County will get $190,750 in grants
Published 12:07 am Wednesday, May 2, 2012
NATCHEZ — Adams County Supervisors got wind Tuesday that their recent trip to Washington, D.C., paid off by $190,750.
Board Attorney Scott Slover called a special meeting Tuesday to get board approval for the county to receive a federal grant to pay for 85 percent of the cost of five Emergency Watershed Projects.
“We will get the money Friday,” Slover said.
The Natural Resources Conservation Service under the U.S. Department of Agriculture funds EWP projects.
The total cost of the projects, $224,412, will fund the repair of sites that are heavily eroded, including one site inside the city limits.
The county’s 15-percent match will be $33,661 for all the projects. However, the supervisors said they might ask the City of Natchez to front the match payment for the project inside the city limits on Martin Luther King Jr. Street.
District 1 Supervisor Mike Lazarus said he was worried more about perpetual maintenance of the EWP site in the city limits than he was about the match, but the supervisors agreed to take steps to accept the grant.
Board of Supervisors President Darryl Grennell said the grant will not pay for all the sites for which the board requested funding, but it will fund the five most critical sites.

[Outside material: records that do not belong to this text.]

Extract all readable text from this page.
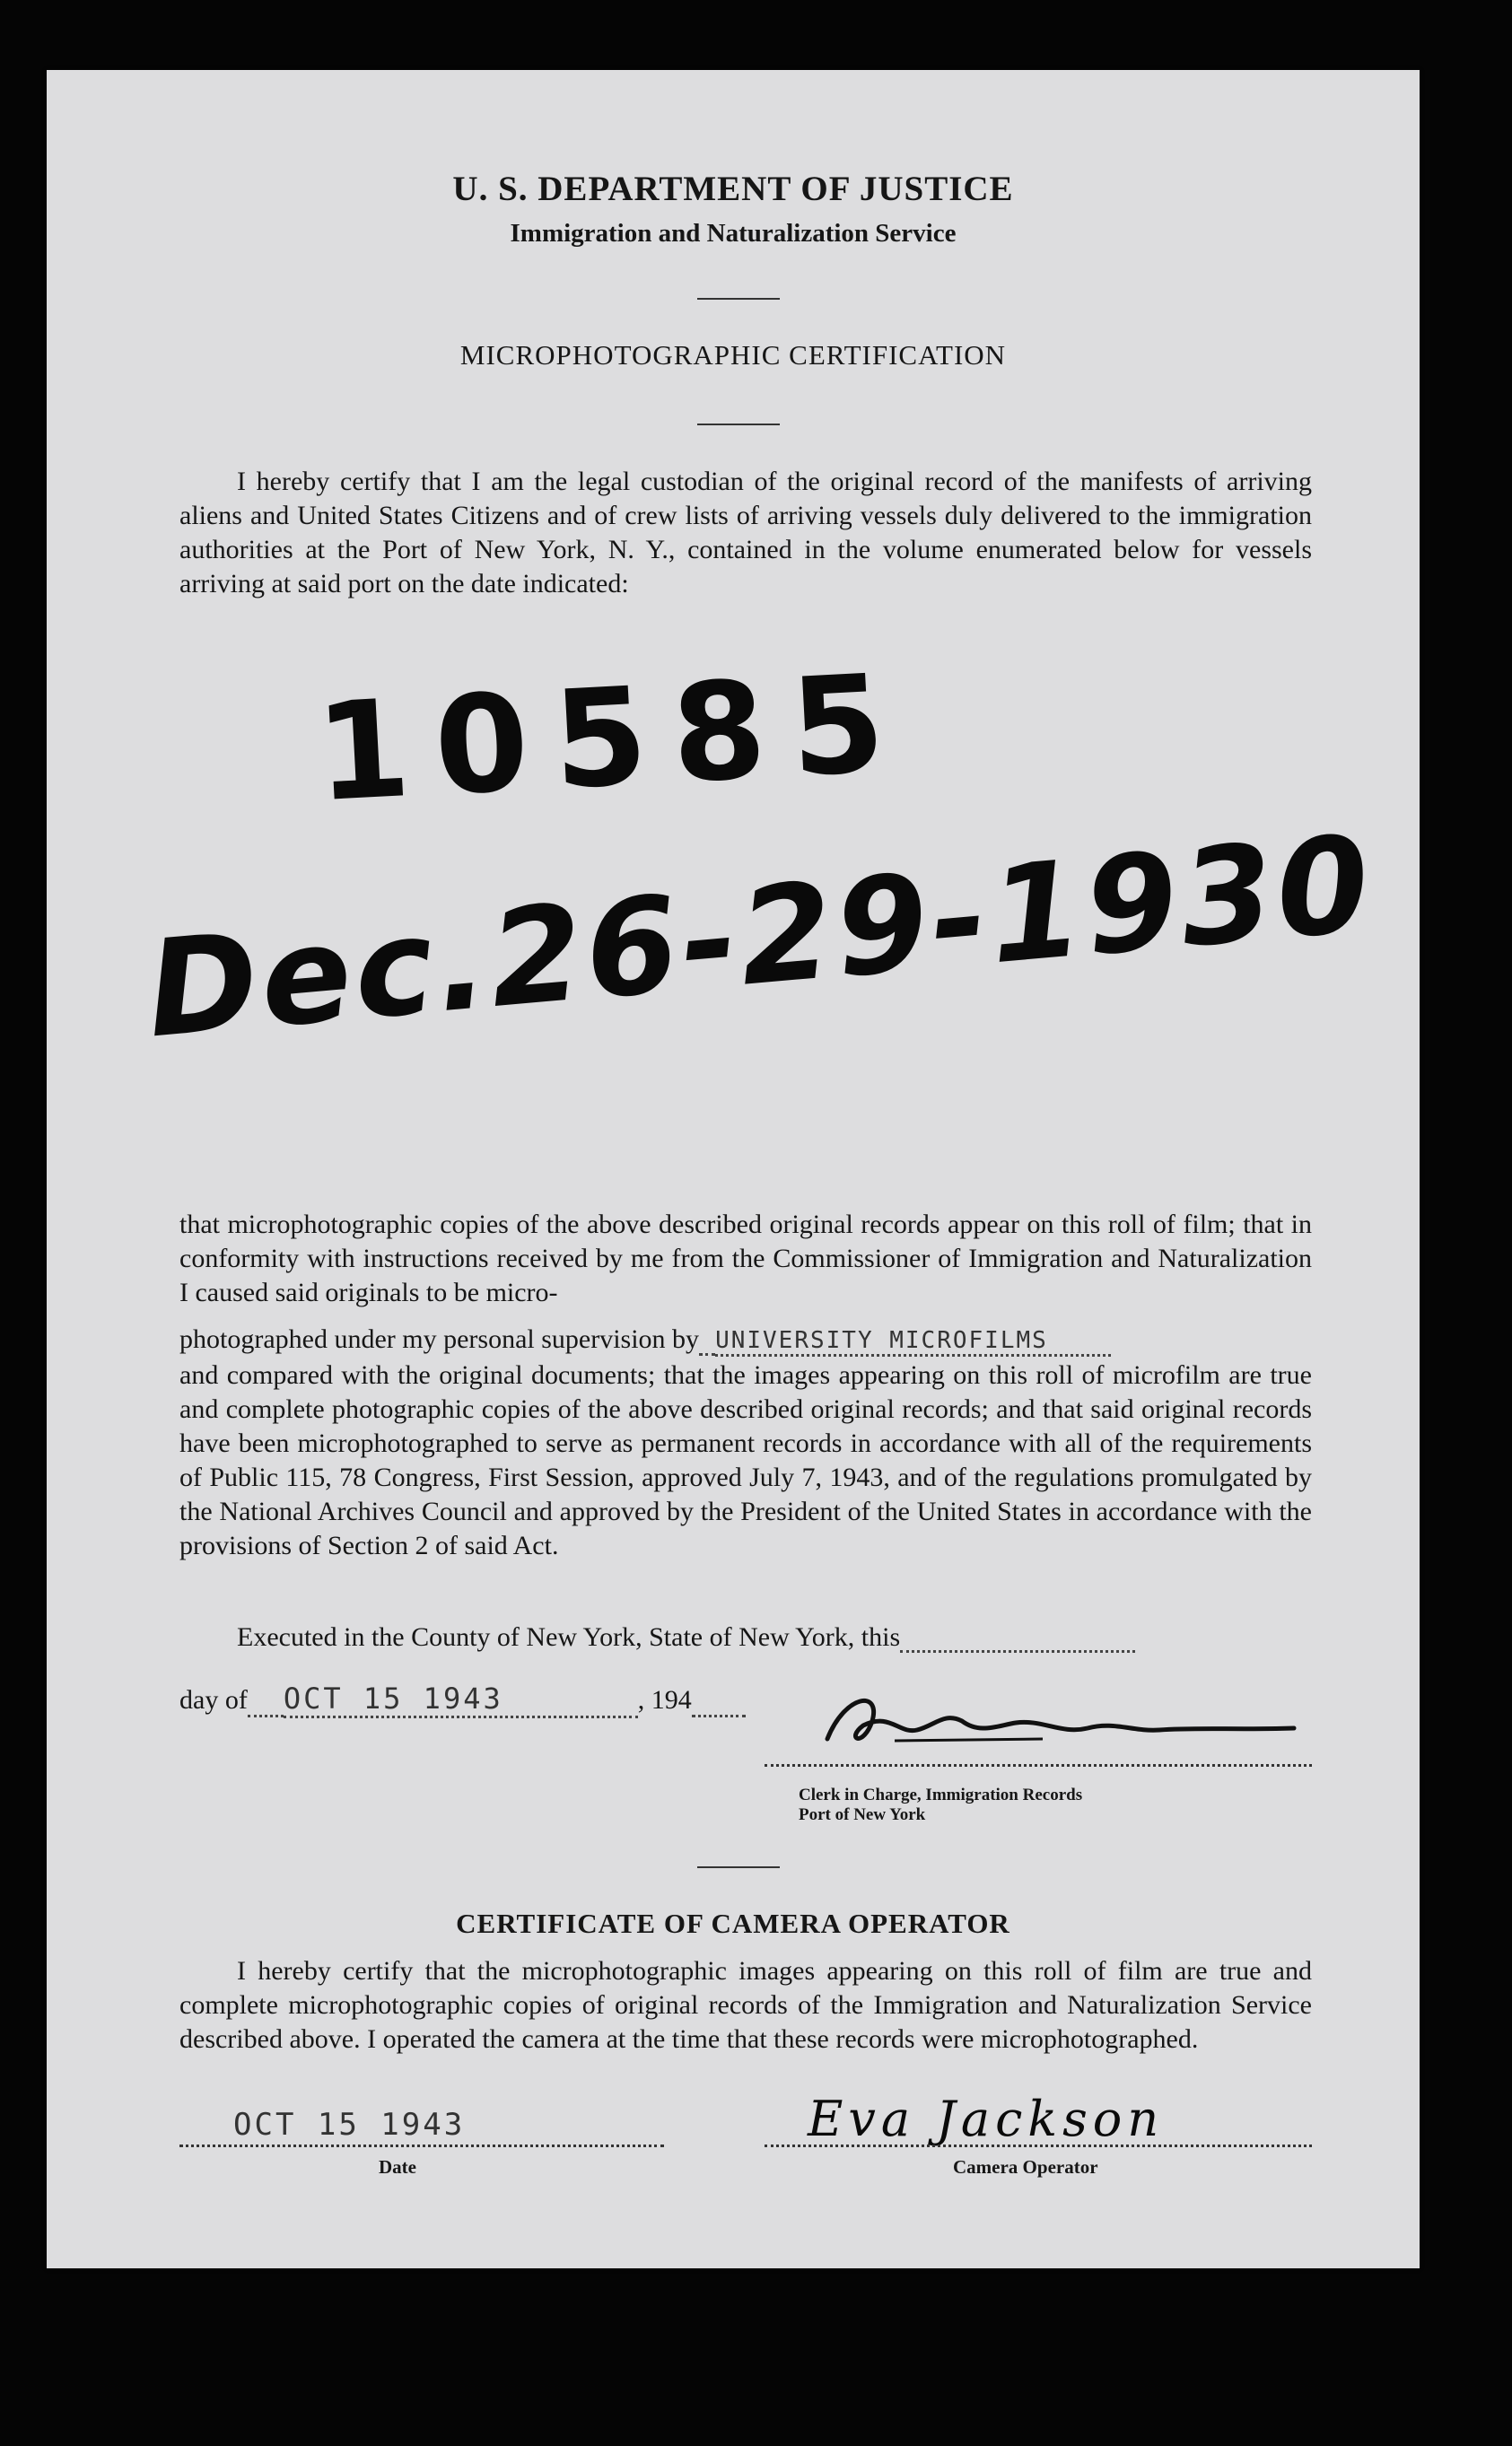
U. S. DEPARTMENT OF JUSTICE
Immigration and Naturalization Service
MICROPHOTOGRAPHIC CERTIFICATION
I hereby certify that I am the legal custodian of the original record of the manifests of arriving aliens and United States Citizens and of crew lists of arriving vessels duly delivered to the immigration authorities at the Port of New York, N. Y., contained in the volume enumerated below for vessels arriving at said port on the date indicated:
10585
Dec.26-29-1930
that microphotographic copies of the above described original records appear on this roll of film; that in conformity with instructions received by me from the Commissioner of Immigration and Naturalization I caused said originals to be micro-
photographed under my personal supervision by UNIVERSITY MICROFILMS
and compared with the original documents; that the images appearing on this roll of microfilm are true and complete photographic copies of the above described original records; and that said original records have been microphotographed to serve as permanent records in accordance with all of the requirements of Public 115, 78 Congress, First Session, approved July 7, 1943, and of the regulations promulgated by the National Archives Council and approved by the President of the United States in accordance with the provisions of Section 2 of said Act.
Executed in the County of New York, State of New York, this
day of OCT 15 1943	, 194
Clerk in Charge, Immigration Records
Port of New York
CERTIFICATE OF CAMERA OPERATOR
I hereby certify that the microphotographic images appearing on this roll of film are true and complete microphotographic copies of original records of the Immigration and Naturalization Service described above. I operated the camera at the time that these records were microphotographed.
OCT 15 1943
Date
Eva Jackson
Camera Operator
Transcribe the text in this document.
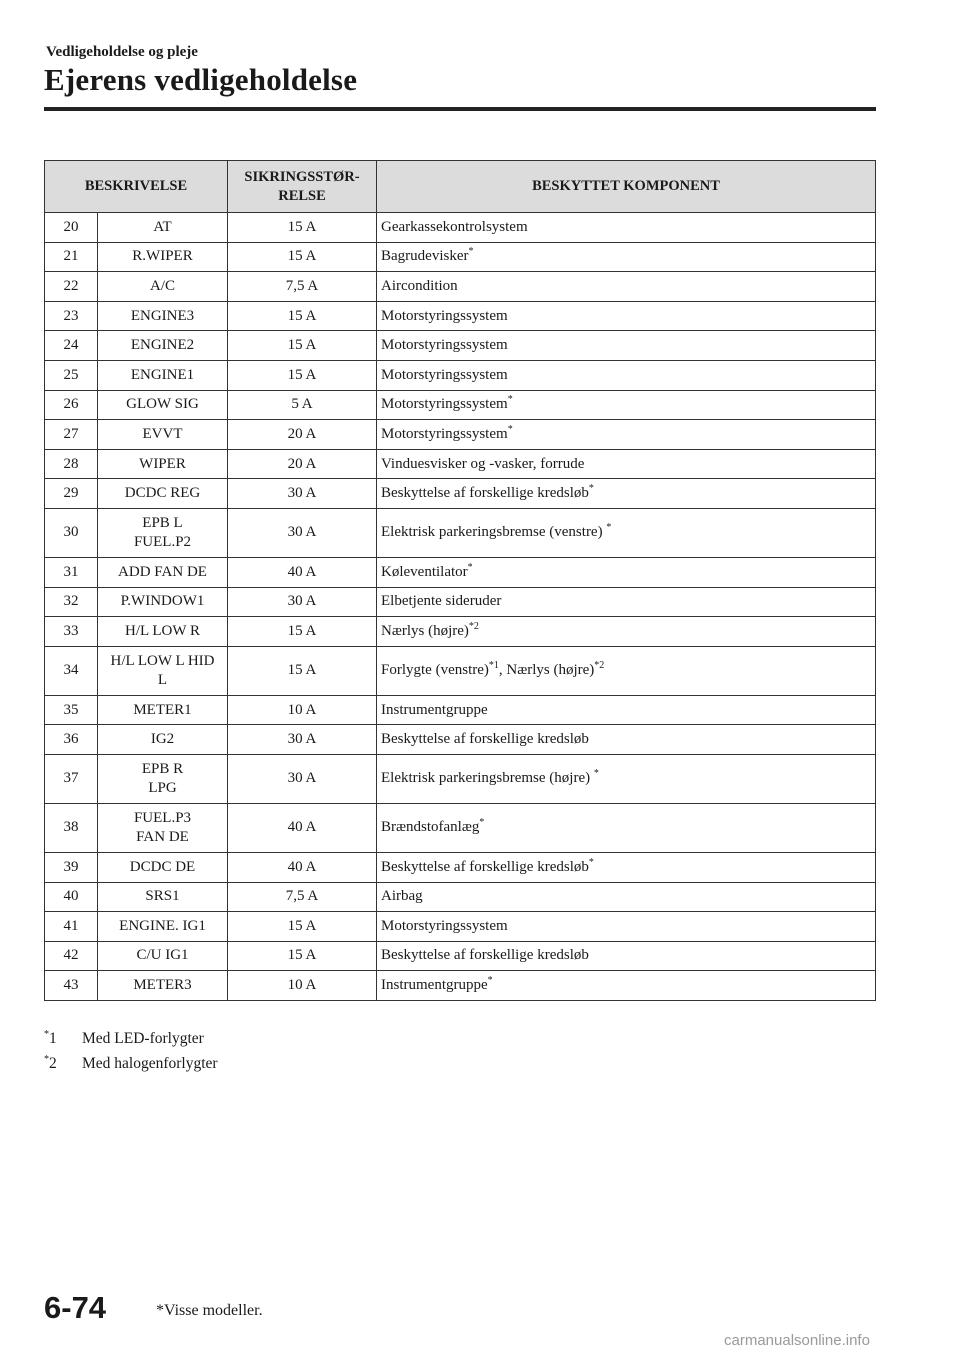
Vedligeholdelse og pleje
Ejerens vedligeholdelse
BESKRIVELSE		SIKRINGSSTØR-
RELSE	BESKYTTET KOMPONENT
20	AT	15 A	Gearkassekontrolsystem
21	R.WIPER	15 A	Bagrudevisker*
22	A/C	7,5 A	Aircondition
23	ENGINE3	15 A	Motorstyringssystem
24	ENGINE2	15 A	Motorstyringssystem
25	ENGINE1	15 A	Motorstyringssystem
26	GLOW SIG	5 A	Motorstyringssystem*
27	EVVT	20 A	Motorstyringssystem*
28	WIPER	20 A	Vinduesvisker og -vasker, forrude
29	DCDC REG	30 A	Beskyttelse af forskellige kredsløb*
30	EPB L
FUEL.P2	30 A	Elektrisk parkeringsbremse (venstre) *
31	ADD FAN DE	40 A	Køleventilator*
32	P.WINDOW1	30 A	Elbetjente sideruder
33	H/L LOW R	15 A	Nærlys (højre)$^{*2}$
34	H/L LOW L HID
L	15 A	Forlygte (venstre)$^{*1}$, Nærlys (højre)$^{*2}$
35	METER1	10 A	Instrumentgruppe
36	IG2	30 A	Beskyttelse af forskellige kredsløb
37	EPB R
LPG	30 A	Elektrisk parkeringsbremse (højre) *
38	FUEL.P3
FAN DE	40 A	Brændstofanlæg*
39	DCDC DE	40 A	Beskyttelse af forskellige kredsløb*
40	SRS1	7,5 A	Airbag
41	ENGINE. IG1	15 A	Motorstyringssystem
42	C/U IG1	15 A	Beskyttelse af forskellige kredsløb
43	METER3	10 A	Instrumentgruppe*
*1 Med LED-forlygter
*2 Med halogenforlygter
6-74	*Visse modeller.
carmanualsonline.info
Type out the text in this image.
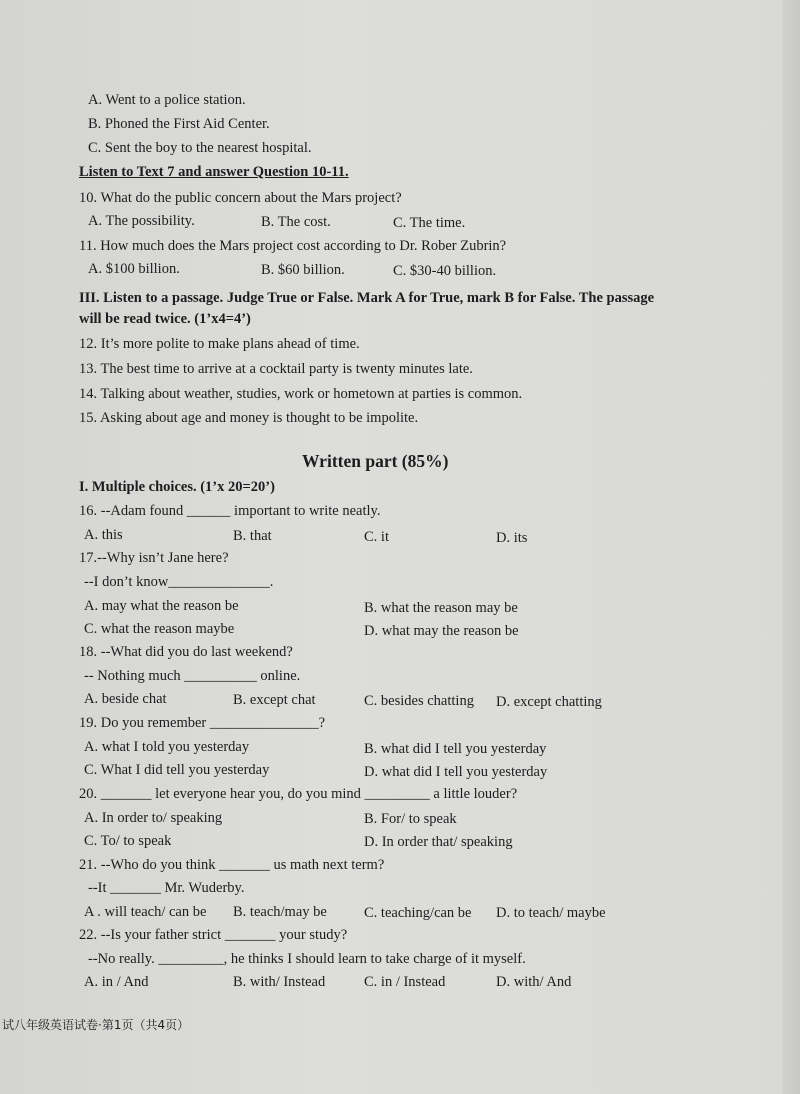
A. Went to a police station.
B. Phoned the First Aid Center.
C. Sent the boy to the nearest hospital.
Listen to Text 7 and answer Question 10-11.
10. What do the public concern about the Mars project?
A. The possibility.	B. The cost.	C. The time.
11. How much does the Mars project cost according to Dr. Rober Zubrin?
A. $100 billion.	B. $60 billion.	C. $30-40 billion.
III. Listen to a passage. Judge True or False. Mark A for True, mark B for False. The passage
will be read twice. (1’x4=4’)
12. It’s more polite to make plans ahead of time.
13. The best time to arrive at a cocktail party is twenty minutes late.
14. Talking about weather, studies, work or hometown at parties is common.
15. Asking about age and money is thought to be impolite.
Written part (85%)
I. Multiple choices. (1’x 20=20’)
16. --Adam found ______ important to write neatly.
A. this	B. that	C. it	D. its
17.--Why isn’t Jane here?
--I don’t know______________.
A. may what the reason be	B. what the reason may be
C. what the reason maybe	D. what may the reason be
18. --What did you do last weekend?
-- Nothing much __________ online.
A. beside chat	B. except chat	C. besides chatting D. except chatting
19. Do you remember _______________?
A. what I told you yesterday	B. what did I tell you yesterday
C. What I did tell you yesterday	D. what did I tell you yesterday
20. _______ let everyone hear you, do you mind _________ a little louder?
A. In order to/ speaking	B. For/ to speak
C. To/ to speak	D. In order that/ speaking
21. --Who do you think _______ us math next term?
--It _______ Mr. Wuderby.
A . will teach/ can be B. teach/may be	C. teaching/can be D. to teach/ maybe
22. --Is your father strict _______ your study?
--No really. _________, he thinks I should learn to take charge of it myself.
A. in / And	B. with/ Instead	C. in / Instead	D. with/ And
试八年级英语试卷·第1页（共4页）
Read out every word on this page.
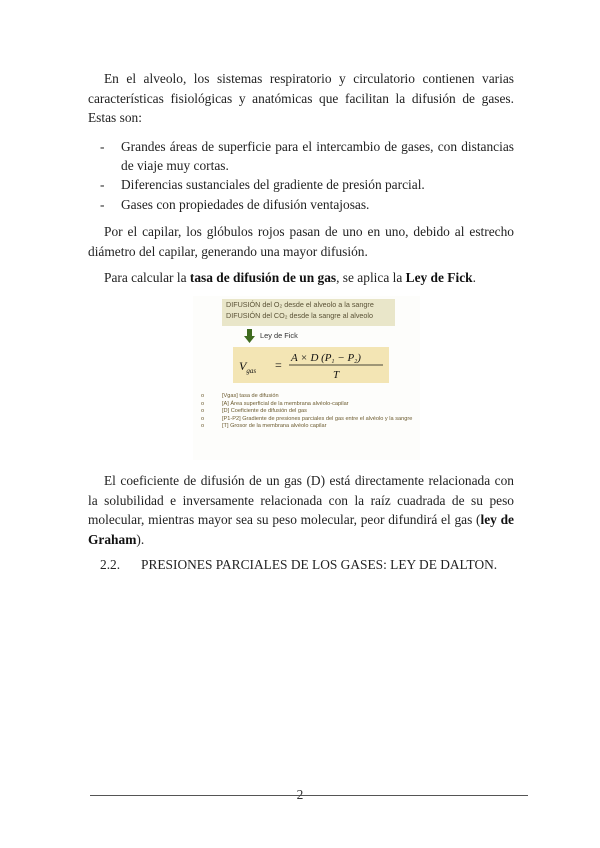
En el alveolo, los sistemas respiratorio y circulatorio contienen varias características fisiológicas y anatómicas que facilitan la difusión de gases. Estas son:

- Grandes áreas de superficie para el intercambio de gases, con distancias de viaje muy cortas.
- Diferencias sustanciales del gradiente de presión parcial.
- Gases con propiedades de difusión ventajosas.

Por el capilar, los glóbulos rojos pasan de uno en uno, debido al estrecho diámetro del capilar, generando una mayor difusión.

Para calcular la tasa de difusión de un gas, se aplica la Ley de Fick.

DIFUSIÓN del O₂ desde el alveolo a la sangre
DIFUSIÓN del CO₂ desde la sangre al alveolo
Ley de Fick
$V_{gas} = A \times D$ (P1 − P2)
T
o	[Vgas] tasa de difusión
o	[A] Área superficial de la membrana alvéolo-capilar
o	[D] Coeficiente de difusión del gas
o	[P1-P2] Gradiente de presiones parciales del gas entre el alvéolo y la sangre
o	[T] Grosor de la membrana alvéolo capilar

El coeficiente de difusión de un gas (D) está directamente relacionada con la solubilidad e inversamente relacionada con la raíz cuadrada de su peso molecular, mientras mayor sea su peso molecular, peor difundirá el gas (ley de Graham).

2.2. PRESIONES PARCIALES DE LOS GASES: LEY DE DALTON.
2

Sites receiving funding are West Wilderness Road, Martin Luther King Jr. Street between Gayosa Street and George F. West Boulevard, Joe Frazier Street in the Lagrange area, North Palestine Road and Triplette Street.
Grennell said if erosion at most of these five sites worsens, it would pose the threat of emergency situations.
The supervisors also unanimously agreed to send a letter of support for a grant application for a Youth Build program, which would cost the county no money.
District 3 Supervisor Angela Hutchins was also present at the meeting. District 2 Supervisor David Carter and District 5 Supervisor Calvin Butler did not attend.